TIPS #38: You Can’t Unbake a Cake

Shane Shook

April 28, 2026

  • Blog Post
  • TIPS

Issue: Companies use AI models with limited validation controls, weak provenance, and insufficient forensic readiness.

Most enterprises treat AI models as reusable infrastructure. They download pretrained models from public registries, fine-tune them on internal data, and connect them to business systems. These models deliver speed and leverage but also carry inherited trust assumptions into systems that produce decisions at scale- decisions that are often impossible to reverse, difficult to explain, and increasingly likely to be the subject of regulatory and legal scrutiny.

From a security perspective, most enterprise AI models are third-party executables with training lineages, packaging risks, and often hard-to-explain behaviors.
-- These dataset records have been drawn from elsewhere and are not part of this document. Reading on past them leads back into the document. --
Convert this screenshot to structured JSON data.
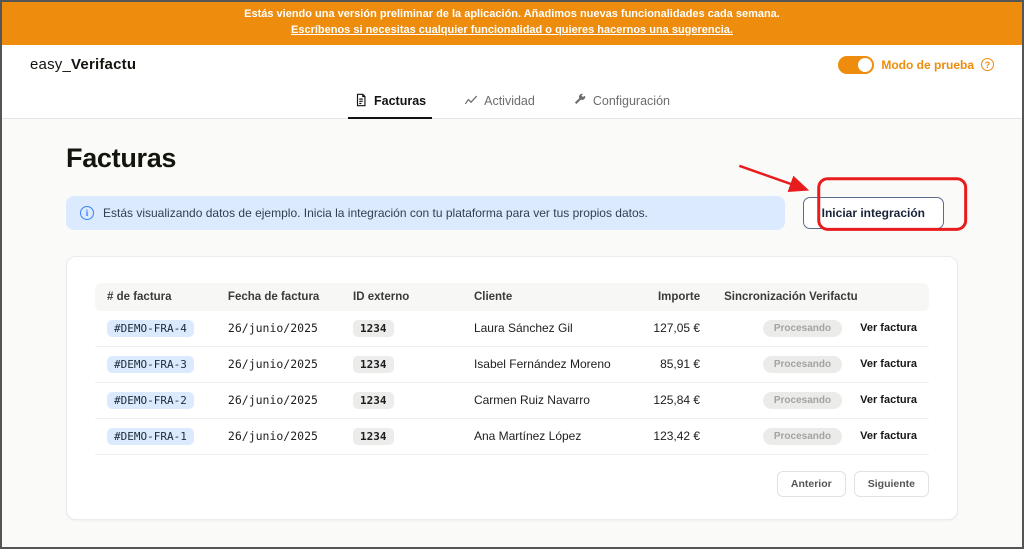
{
  "banner": {
    "line1": "Estás viendo una versión preliminar de la aplicación. Añadimos nuevas funcionalidades cada semana.",
    "line2": "Escríbenos si necesitas cualquier funcionalidad o quieres hacernos una sugerencia."
  },
  "header": {
    "logo_prefix": "easy_",
    "logo_suffix": "Verifactu",
    "test_mode_label": "Modo de prueba",
    "help_glyph": "?"
  },
  "nav": {
    "tabs": [
      {
        "label": "Facturas",
        "active": true
      },
      {
        "label": "Actividad",
        "active": false
      },
      {
        "label": "Configuración",
        "active": false
      }
    ]
  },
  "main": {
    "title": "Facturas",
    "info_icon_glyph": "i",
    "info_banner": "Estás visualizando datos de ejemplo. Inicia la integración con tu plataforma para ver tus propios datos.",
    "cta_button": "Iniciar integración"
  },
  "table": {
    "headers": [
      "# de factura",
      "Fecha de factura",
      "ID externo",
      "Cliente",
      "Importe",
      "Sincronización Verifactu"
    ],
    "rows": [
      {
        "invoice": "#DEMO-FRA-4",
        "date": "26/junio/2025",
        "external_id": "1234",
        "client": "Laura Sánchez Gil",
        "amount": "127,05 €",
        "status": "Procesando",
        "action": "Ver factura"
      },
      {
        "invoice": "#DEMO-FRA-3",
        "date": "26/junio/2025",
        "external_id": "1234",
        "client": "Isabel Fernández Moreno",
        "amount": "85,91 €",
        "status": "Procesando",
        "action": "Ver factura"
      },
      {
        "invoice": "#DEMO-FRA-2",
        "date": "26/junio/2025",
        "external_id": "1234",
        "client": "Carmen Ruiz Navarro",
        "amount": "125,84 €",
        "status": "Procesando",
        "action": "Ver factura"
      },
      {
        "invoice": "#DEMO-FRA-1",
        "date": "26/junio/2025",
        "external_id": "1234",
        "client": "Ana Martínez López",
        "amount": "123,42 €",
        "status": "Procesando",
        "action": "Ver factura"
      }
    ],
    "pagination": {
      "prev": "Anterior",
      "next": "Siguiente"
    }
  },
  "colors": {
    "accent": "#ED8C0D",
    "red": "#E81C1C",
    "info_bg": "#DBEAFE",
    "blue_badge": "#DBEAFE"
  }
}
Notably, NIST classifies pretrained models, third-party datasets, and related software as part of the AI supply chain in its AI Risk Management Framework. Yet, most companies extend far less scrutiny to a downloaded AI model than they would to a new software dependency, and even less to the data, weights, and optimization choices that shaped the model.

You Can’t Unbake a Cake

Security teams have overlooked forensic quality in AI systems and created a liability. When a model begins producing harmful, biased, or manipulated output, most companies can’t reconstruct model lineage to determine which version was running, what data shaped it, or what changed during tuning. This leaves them with unmanaged risks.

Impact: Compromised or unvalidated models can embed malicious logic, leak data through inference channels, and degrade business decisions.
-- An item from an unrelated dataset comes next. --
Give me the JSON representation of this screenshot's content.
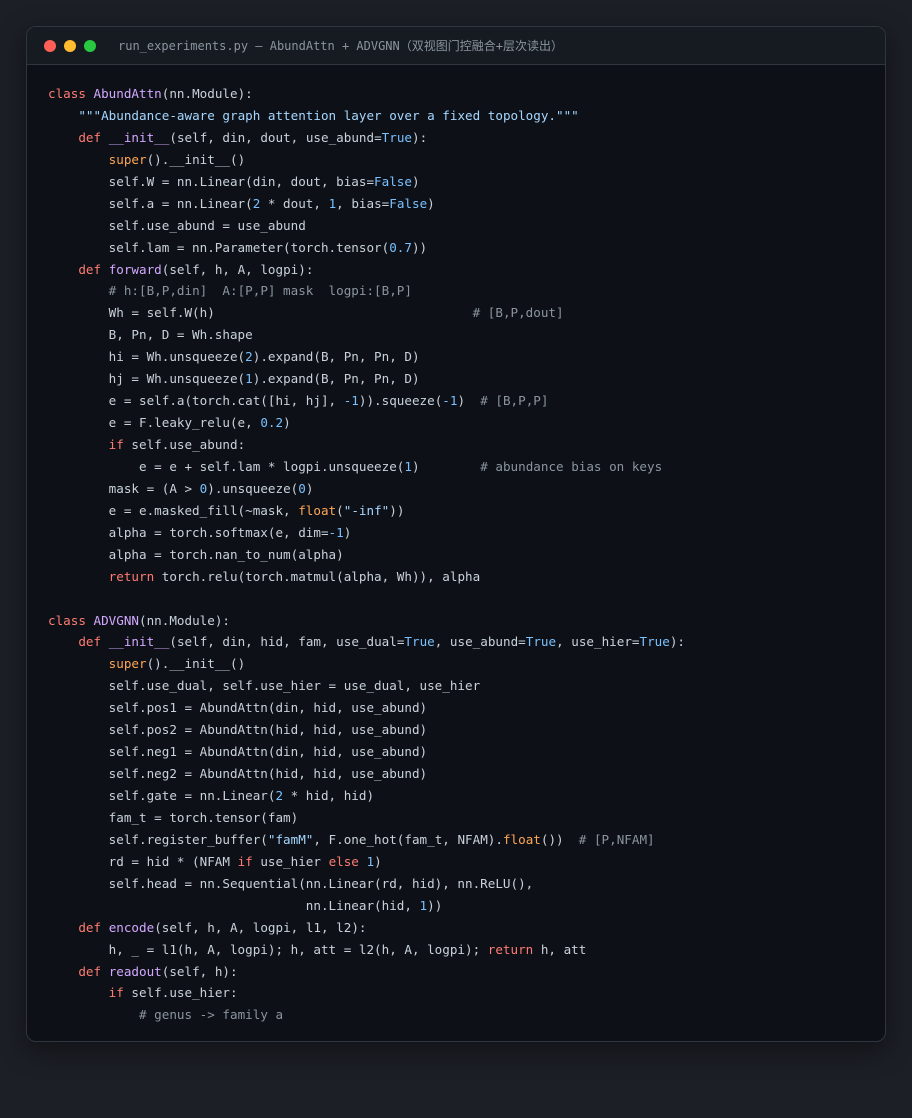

When provenance is weak, testing is shallow, or lineage is missing, model supply chain attacks become an operational, legal, and forensic reality. From a risk management perspective, this leaves companies exposed to a massive set of liabilities.

Regulatory holds, discovery production, and litigation reviews all require the ability to reconstruct what a system did, when, and on what basis. When companies can’t establish the chain of custody for an AI model, the evidentiary record is challengeable, potentially leading to financial and operational consequences that compound the original incident.

Upstream from these impacts are underlying model failures and compromises that are often invisible by design. Models may initially pass validation and produce outputs that seem successful until associated business outcomes start to raise red flags. The damage this creates is different from the impacts of ransomware or a broken server, manifesting in irreversible business decisions at scale. For example:

In cases of deliberate model manipulation, the attack surface is the trust relationship organizations have failed to govern. The warning signs have been evident for nearly a decade, but forensic readiness has not adapted.

As the following case studies show, the attack surface has now expanded to include production AI infrastructure:

BadNets (2017)

In 2017, researchers at NYU published BadNets, the first research paper to define the machine learning model supply chain as a security problem. The research demonstrated that a neural network could be backdoored during training to perform normally on clean inputs while systematically misclassifying inputs containing an attacker-chosen trigger. Critically, the researchers showed that the backdoor survived transfer learning, meaning any downstream model built on top of the compromised base model would inherit its behavior.

BadNetsis the prime example of the ‘can’t unbake a cake’ problem for AI models: a company that fine-tunes a backdoored AI model unknowingly embeds malicious behavior into a new model that it can’t decompose. While the research paper gained traction at the time, the controls it called for- provenance and verifying and inspecting neural networks- were not broadly adopted.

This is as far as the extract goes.